Наконец хлыст отброшен. Потная физиономия лоснилась, халат распахнут, обнажая тёмное гладкое тело.

Дархань повалился на пуховичок, отбросив хлыст. Из-под одеяла высунулась Сяоли. Глаза покраснели, потёки слёз смыли краску с глаз. Она выглядела смешной и маленькой. Волосы растрёпаны и спутаны. Она осторожно всматривалась в отдувающегося Дарханя.

– Прямо зверь, – тихо произнесла она, опуская ресницы. – Так наброситься на свою птичку. И не жалко? Посмотри, что ты наделал. Как я покажусь теперь людям.

Дархань хмуро глянул в её сторону и отвернулся. Недовольно засопел в усы.

– Иди сюда и пожалей, изверг. Не дуйся, успокойся. Ну иди же.

Дархань нехотя поднялся и пересел на кровать. Лицо отворачивал, но видно было, что он доволен приглашением. «Ишь, боров. Теперь можно и выпросить, что надо. Пока не поздно, нельзя упускать такого случая», – Сяоли робко улыбнулась и осторожно протянула в его сторону руку.

Дархань бросился к ней.

Успокоенные, они тихо валялись, наслаждаясь тишиной и теплом.

За окном бушевала весна, птичий гомон стоял несмолкаемый. В приоткрытое окно веяло едва уловимыми волнующими запахами. Зацветающие абрикосы бросали тени на пол. Приятно баюкал слух отдалённый гул трудолюбивых пчёл.
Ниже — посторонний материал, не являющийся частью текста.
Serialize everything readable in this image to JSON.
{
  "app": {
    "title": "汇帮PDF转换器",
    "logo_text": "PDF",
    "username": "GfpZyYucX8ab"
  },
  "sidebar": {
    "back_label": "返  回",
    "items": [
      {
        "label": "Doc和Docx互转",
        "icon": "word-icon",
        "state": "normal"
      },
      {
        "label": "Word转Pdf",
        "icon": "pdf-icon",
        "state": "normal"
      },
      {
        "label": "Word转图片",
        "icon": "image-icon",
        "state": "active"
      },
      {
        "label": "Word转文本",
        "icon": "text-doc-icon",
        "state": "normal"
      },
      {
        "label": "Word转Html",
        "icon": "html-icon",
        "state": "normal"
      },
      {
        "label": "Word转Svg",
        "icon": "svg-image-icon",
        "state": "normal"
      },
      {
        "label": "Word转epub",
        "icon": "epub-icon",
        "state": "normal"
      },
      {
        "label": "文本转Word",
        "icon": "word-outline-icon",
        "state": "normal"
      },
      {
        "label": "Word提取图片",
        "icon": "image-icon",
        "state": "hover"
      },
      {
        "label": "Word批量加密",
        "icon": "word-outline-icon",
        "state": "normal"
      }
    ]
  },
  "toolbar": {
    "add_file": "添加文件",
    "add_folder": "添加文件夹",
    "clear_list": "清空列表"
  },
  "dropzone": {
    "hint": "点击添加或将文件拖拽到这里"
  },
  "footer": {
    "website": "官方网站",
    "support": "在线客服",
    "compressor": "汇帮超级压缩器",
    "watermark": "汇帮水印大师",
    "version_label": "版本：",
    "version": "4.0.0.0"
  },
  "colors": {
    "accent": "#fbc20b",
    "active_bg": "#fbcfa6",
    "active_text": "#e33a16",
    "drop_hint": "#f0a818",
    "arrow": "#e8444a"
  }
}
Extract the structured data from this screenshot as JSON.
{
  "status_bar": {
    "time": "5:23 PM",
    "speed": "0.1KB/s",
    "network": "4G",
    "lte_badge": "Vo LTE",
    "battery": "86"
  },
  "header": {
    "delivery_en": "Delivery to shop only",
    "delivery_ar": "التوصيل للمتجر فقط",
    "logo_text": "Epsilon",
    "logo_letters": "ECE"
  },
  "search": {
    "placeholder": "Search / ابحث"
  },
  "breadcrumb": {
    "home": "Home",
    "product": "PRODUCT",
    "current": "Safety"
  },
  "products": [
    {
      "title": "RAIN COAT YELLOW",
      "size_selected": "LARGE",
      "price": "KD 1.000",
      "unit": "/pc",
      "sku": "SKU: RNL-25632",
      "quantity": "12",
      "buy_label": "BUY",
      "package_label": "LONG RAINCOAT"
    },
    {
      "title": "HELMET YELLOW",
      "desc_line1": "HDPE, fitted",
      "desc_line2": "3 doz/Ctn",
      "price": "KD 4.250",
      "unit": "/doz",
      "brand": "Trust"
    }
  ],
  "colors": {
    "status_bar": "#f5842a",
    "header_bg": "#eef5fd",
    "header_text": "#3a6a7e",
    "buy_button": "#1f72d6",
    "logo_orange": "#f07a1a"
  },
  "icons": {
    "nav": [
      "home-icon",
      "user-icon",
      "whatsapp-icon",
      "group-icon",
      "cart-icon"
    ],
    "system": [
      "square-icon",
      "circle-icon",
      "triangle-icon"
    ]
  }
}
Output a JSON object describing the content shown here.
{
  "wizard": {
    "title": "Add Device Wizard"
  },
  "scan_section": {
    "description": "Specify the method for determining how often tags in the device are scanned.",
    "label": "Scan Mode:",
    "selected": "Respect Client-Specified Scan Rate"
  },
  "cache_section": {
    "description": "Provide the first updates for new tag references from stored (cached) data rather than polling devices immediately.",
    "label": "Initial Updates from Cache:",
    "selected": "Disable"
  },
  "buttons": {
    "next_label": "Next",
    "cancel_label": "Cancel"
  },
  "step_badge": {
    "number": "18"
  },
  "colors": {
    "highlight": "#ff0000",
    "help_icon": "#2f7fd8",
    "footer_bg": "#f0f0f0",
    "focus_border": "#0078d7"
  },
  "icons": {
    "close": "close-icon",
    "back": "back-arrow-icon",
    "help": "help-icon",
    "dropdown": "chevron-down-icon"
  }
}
– Дорогой, что тебе стоит выхлопотать для моего брата пропуск в Гирин или Мукден. Хочет заняться торговлей. Старшие уже замучили его. Да и я так думаю, что пора ему попробовать себя в деле. И женитьба не за горами. К осени свадьба, а дела ещё не начал, – она нежно потёрлась о его пухлую щёку и обвила шею мягкой рукой.

– Давно пора твоему балбесу за дело браться. Меня-то не забудет? Ладно, ладно! Что смогу сделать, то и получит. Напоминай только, а то забыть могу. Небо ещё не отвратило от меня досточтимого дутуна. На прощание он мне не откажет.

– Спасибо, милый. Я была уверена, что твоё доброе сердце откликнется на мою просьбу. Надо помочь братцу.

– Поможем. Чего уж там, – голос Дарханя звучал солидно, с достоинством. Приятная лесть распирала до видимого удовольствия.

Самым большим наслаждением Дарханя были вот такие минуты, когда он мог слушать слова хвалы в свой адрес, особенно после ссор или неприятностей по службе. Снисходительно потрепав Сяоли по щеке, он нехотя стал одеваться. Дела не ждали, спешил доказать правоту своих слов наложнице. А Сяоли вскочила и стала торопливо помогать ему. Звать утром слуг им не хотелось.

Дархань ушёл, нежно поцеловав свою возлюбленную.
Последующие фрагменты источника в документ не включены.